Abends um 7 Uhr kamen alle Officiere und bekannte Bürger zu mir, um mir zu meiner Transferirung zu »felicitiren«. Die Veranda meines Hauses hatte zwei ovale Tische, um welche Schaukelstühle und gewöhnliche Stühle standen; diese waren chinesisches Fabrikat und aus Djattiholz (Tectonia grandis) verfertigt. An der Mauer hingen zwei Oleographien nach Defregger, und dazwischen befanden sich einige kleine Etagèren für Blumentöpfe. Diese Etagèren waren von einem Javanen aus dem schweren und harten Djattiholz geschnitten; sie verriethen ebenso viel Kunstsinn als Geschmack und hätten jedem europäischen Holzkünstler Ruhm und viel Geld eingetragen; sie stellten zwei schnäbelnde Tauben dar, welche ein Brettchen auf dem Rücken trugen. Der Künstler war damals schon ein alter Mann, so dass er leider nur noch kurze Zeit für seine Kunst leben konnte.

Kein einziger der Besucher dachte daran, mir und meiner Frau etwas anderes als den Glückwunsch auszusprechen, endlich von diesem »Neste« befreit zu werden. Es ist wahr, dass Ngawie eine hohe mittlere Temperatur hatte; aber es hatte damals »ein gesundes Klima«. Es ist wahr, dass die Zahl der Europäer sehr klein war; die Garnison hatte 1 Major, 2 Capitäns und 4 bis 5 Lieutenants; von den Bürgern konnten mit uns auch nur 8 Familien verkehren, so dass der gesellschaftliche Verkehr sich auf 15 Familien beschränken musste; solche kleinen Garnisonen haben aber den Vortheil, dass ein gemüthlicher und geselliger Verkehr leicht zu Stande kommt.

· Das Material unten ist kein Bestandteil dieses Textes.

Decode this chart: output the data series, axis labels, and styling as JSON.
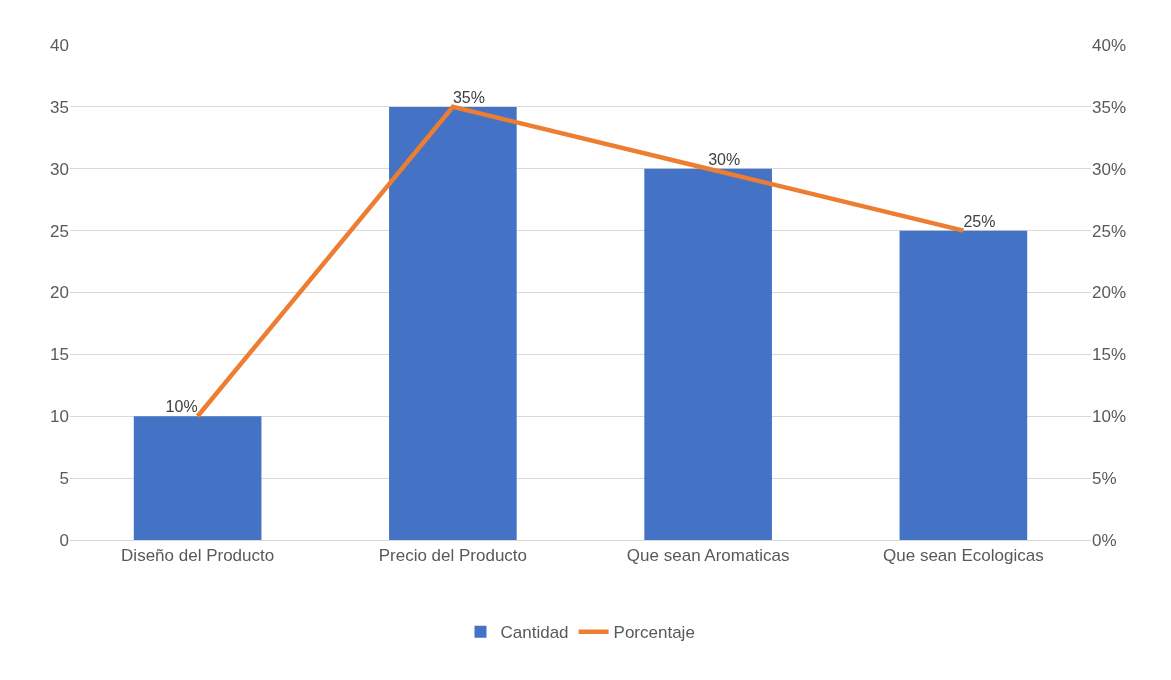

Eine grosse Stadt bietet eine grosse Auswahl im Kreise der Bekannten, es giebt in Batavia, Samarang u. s. w. zahlreiche Musikvereine, es besteht eine Theatergesellschaft von Dilettanten, oder es kommen hin und wieder Opern- und Operettengesellschaften aus Europa und führen in mittelmässiger Qualität die letzten Novitäten (?) in einem dazu bestimmten Gebäude auf, es giebt wissenschaftliche Vereine, Museen, welche dem Amateur Sehenswerthes in Hülle und Fülle bieten. In den zahlreichen Geschäften können die Damen, wenn auch oft nur um hohe Preise, der Mode ihre unvermeidlichen Opfer bringen. Die grossen Entfernungen bieten nicht nur zahlreiche Spazierwege, sondern zwingen auch, eine Equipage zu halten, um damit auch täglich ausfahren zu können und sich den thatsächlich hohen Genuss zu gönnen, sich um 6 Uhr beim Scheiden der Sonne an dem sanften Zephyrwinde zu erfrischen, der dem in der Equipage Sitzenden die Schweisstropfen trocknet.